Dino Gets His Day

Ciccarelli used a hard-nosed style to carve out a Hall of Fame career

Dino Gets His Day

“I mean, I'm not a great skater, I was kind of an ugly skater. I didn't have a great shot and I definitely could not stick-handle.”

“But I had a passion to score goals and I didn't back down from anybody.”

That is how Dino Ciccarelli self-effacingly describes the style of play that saw him score 608 goals in 1232 career NHL games, a mark that is good for 17th all-time in league history and sees him as one of only 18 players to surpass the 600-goal mark. On Monday night, Ciccarelli will receive one of hockey's greatest honours for the efforts of his 19-season career; entrance into the Hockey Hall of Fame.

Like “a kid in a candy store” after getting his Hall of Fame call from Jim Gregory in June, Ciccarelli, who played for Minnesota, Washington, Detroit, Tampa Bay and Florida, has spent the past few years as a popular choice for admittance, but had not made the cut since retiring following the 1998-99 season. Along with Angela James, Cammi Granato, Jim Devellano and Daryl ‘Doc' Seaman, the native of Sarnia, Ontario will now have his night. (For more information on the 2010 HHOF induction ceremonies, please visit: www.hhof.com)

“This was something that was out of my hands,” Ciccarelli said. “It came up every year after I retired. I wasn't getting frustrated by it all, I was really fortunate to play so long in the league and get an opportunity.  Once you do get that call, it's obviously an honour, being chosen by such a select committee to go into the Hall with so many great players of this game. It's hard to digest still.”

Ciccarelli entered the NHL with a flourish, kicking off his NHL career with a still-standing rookie record for playoff goals after a late season call-up to the Minnesota North Stars. Dino scored a remarkable 14 times during the North Stars run to the Stanley Cup Finals in 1981. Playing the gritty, stand-in-front-of-the-net style that was his trademark, Ciccarelli knew where to go to collect goals from a young age and he was not afraid to pay the price needed to get them.

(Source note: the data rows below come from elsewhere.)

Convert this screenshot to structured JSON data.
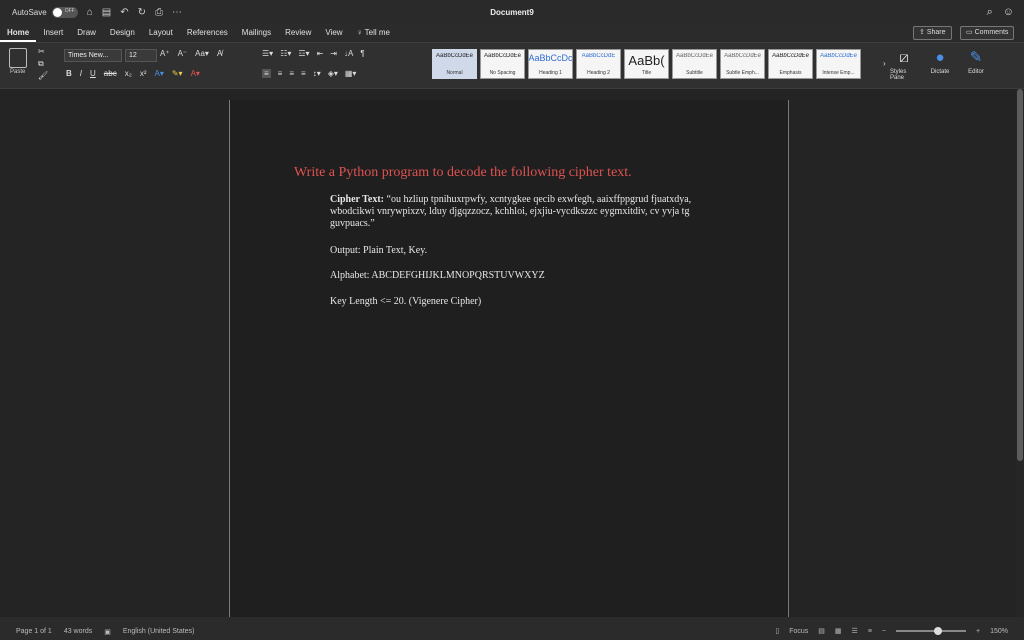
{
  "titlebar": {
    "autosave_label": "AutoSave",
    "autosave_state": "OFF",
    "document_title": "Document9"
  },
  "tabs": [
    {
      "label": "Home",
      "active": true
    },
    {
      "label": "Insert"
    },
    {
      "label": "Draw"
    },
    {
      "label": "Design"
    },
    {
      "label": "Layout"
    },
    {
      "label": "References"
    },
    {
      "label": "Mailings"
    },
    {
      "label": "Review"
    },
    {
      "label": "View"
    },
    {
      "label": "Tell me"
    }
  ],
  "header_buttons": {
    "share_label": "Share",
    "comments_label": "Comments"
  },
  "ribbon": {
    "paste_label": "Paste",
    "font_name": "Times New...",
    "font_size": "12",
    "styles": [
      {
        "sample": "AaBbCcDdEe",
        "name": "Normal"
      },
      {
        "sample": "AaBbCcDdEe",
        "name": "No Spacing"
      },
      {
        "sample": "AaBbCcDc",
        "name": "Heading 1"
      },
      {
        "sample": "AaBbCcDdE",
        "name": "Heading 2"
      },
      {
        "sample": "AaBb(",
        "name": "Title"
      },
      {
        "sample": "AaBbCcDdEe",
        "name": "Subtitle"
      },
      {
        "sample": "AaBbCcDdEe",
        "name": "Subtle Emph..."
      },
      {
        "sample": "AaBbCcDdEe",
        "name": "Emphasis"
      },
      {
        "sample": "AaBbCcDdEe",
        "name": "Intense Emp..."
      }
    ],
    "styles_pane_label": "Styles Pane",
    "dictate_label": "Dictate",
    "editor_label": "Editor"
  },
  "document": {
    "heading": "Write a Python program to decode the following cipher text.",
    "heading_color": "#e05252",
    "cipher_label": "Cipher Text:",
    "cipher_text": " “ou hzliup tpnihuxrpwfy, xcntygkee qecib exwfegh, aaixffppgrud fjuatxdya, wbodcikwi vnrywpixzv, lduy djgqzzocz, kchhloi, ejxjiu-vycdkszzc eygmxitdiv, cv yvja tg guvpuacs.”",
    "output_line": "Output: Plain Text, Key.",
    "alphabet_line": "Alphabet: ABCDEFGHIJKLMNOPQRSTUVWXYZ",
    "key_length_line": "Key Length <= 20. (Vigenere Cipher)"
  },
  "statusbar": {
    "page": "Page 1 of 1",
    "words": "43 words",
    "language": "English (United States)",
    "focus": "Focus",
    "zoom": "150%"
  }
}
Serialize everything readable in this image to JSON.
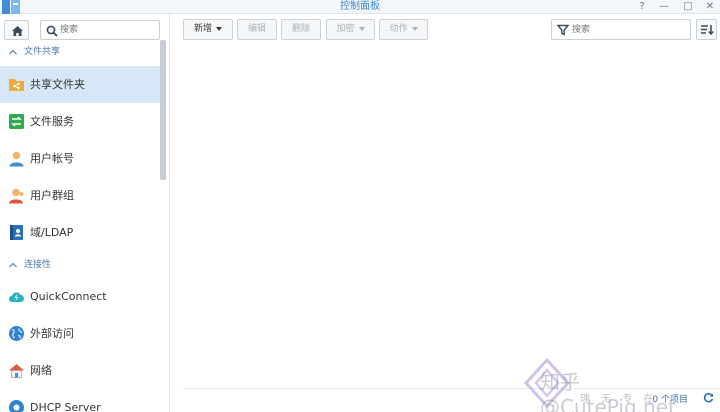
{
  "window": {
    "title": "控制面板"
  },
  "window_controls": {
    "help": "?",
    "minimize": "—",
    "maximize": "□",
    "close": "✕"
  },
  "sidebar": {
    "search_placeholder": "搜索",
    "sections": [
      {
        "label": "文件共享",
        "items": [
          {
            "label": "共享文件夹",
            "icon": "shared-folder-icon",
            "active": true
          },
          {
            "label": "文件服务",
            "icon": "file-services-icon"
          },
          {
            "label": "用户帐号",
            "icon": "user-icon"
          },
          {
            "label": "用户群组",
            "icon": "group-icon"
          },
          {
            "label": "域/LDAP",
            "icon": "domain-ldap-icon"
          }
        ]
      },
      {
        "label": "连接性",
        "items": [
          {
            "label": "QuickConnect",
            "icon": "quickconnect-icon"
          },
          {
            "label": "外部访问",
            "icon": "globe-icon"
          },
          {
            "label": "网络",
            "icon": "network-icon"
          },
          {
            "label": "DHCP Server",
            "icon": "dhcp-icon"
          }
        ]
      }
    ]
  },
  "toolbar": {
    "create": "新增",
    "edit": "编辑",
    "delete": "删除",
    "encrypt": "加密",
    "action": "动作",
    "filter_placeholder": "搜索"
  },
  "footer": {
    "item_count": "0 个项目"
  },
  "watermark": {
    "brand": "知乎 @CutePig.net",
    "subtitle": "理 无 专 在"
  },
  "colors": {
    "accent": "#3f86c8",
    "active_bg": "#d6e7f7",
    "section_label": "#4a7bab"
  }
}
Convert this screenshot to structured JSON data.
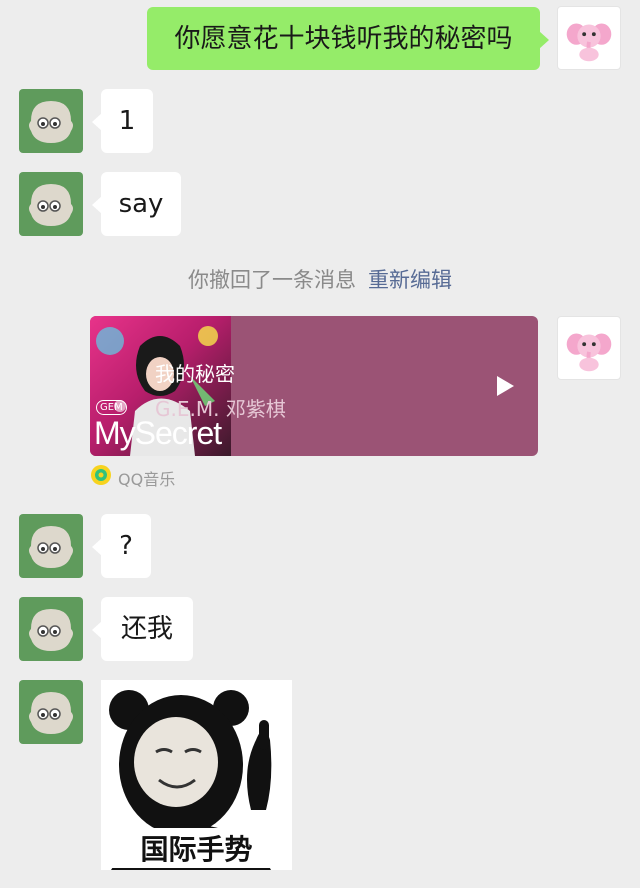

It was his goal-scoring that gave him an opportunity to make the league in the first place, albeit one that Ciccarelli had to fight to get. Despite scoring 169 OMJHL goals in four seasons with the London Knights and out-scoring Wayne Gretzky's 70 goals in 1977-78 (“he did blow me away in assists though” Ciccarelli now jokes), he suffered a broken leg at age 17 in the OHL playoffs that season, during a practice with his Knights teammates, and was told that the chances of playing hockey at a high level again were slim.

With determination, hard work and support from his parents (who have sadly passed away in recent years), the Knights' training staff and his billets, Ciccarelli made it through the grueling rehab that was required to heal the leg. “I would have never made it through those two years without them,” Ciccarreli says now, looking back on that time in his career.

With the injury to his leg worrying teams prior to his NHL draft year, Ciccarelli had two teams interested in his services; Scotty Bowman's Buffalo Sabres and Lou Nanne's Minnesota North Stars. Nanne's thoughts on Ciccarelli were that “this guy could score goals before the injury, when his leg heals up, he'll be able to score them again.”

And score goals he did. With two 50-goal seasons, four 40-goal seasons and 73 goals scored in 141 career playoff games, Ciccarelli carved a niche for himself in the game by setting up in the eye of the storm, in front of the opposition's goalie. There he would cause traffic, disrupt the goaltender's vision, dig for rebounds, get sticks on pucks, get body parts on pucks, or anything else that would help get the puck in the net.

“Everybody had different styles,” Ciccarelli said. “As a kid you just dream of getting to the NHL, and once you get there you want to have success, and then it turns into a business and you have to produce to survive. I just had a passion for the game, and it's on every chalkboard from minor hockey to pro, every day. It's the same things: ‘Get the puck on the net.' ‘Get to the front of the net.' ‘Get traffic in front of the net.'

“I don't know why more people don't do it.”

For his willingness to do it through 19 years in the NHL, Dino Ciccarelli will enter the Hockey Hall of Fame in Toronto on Monday night, in what will be his first time ever in the building. Similar to the hockey player's ritual of refusing to touch the Stanley Cup until he has won it, Ciccarelli has shied away from the building, having never visited it until this past week. Following his formal induction at the ceremony on Monday night, Ciccarelli will have all the opportunities he wants to get familiar with the place, after making a career of becoming familiar with the places few other hockey players were willing to.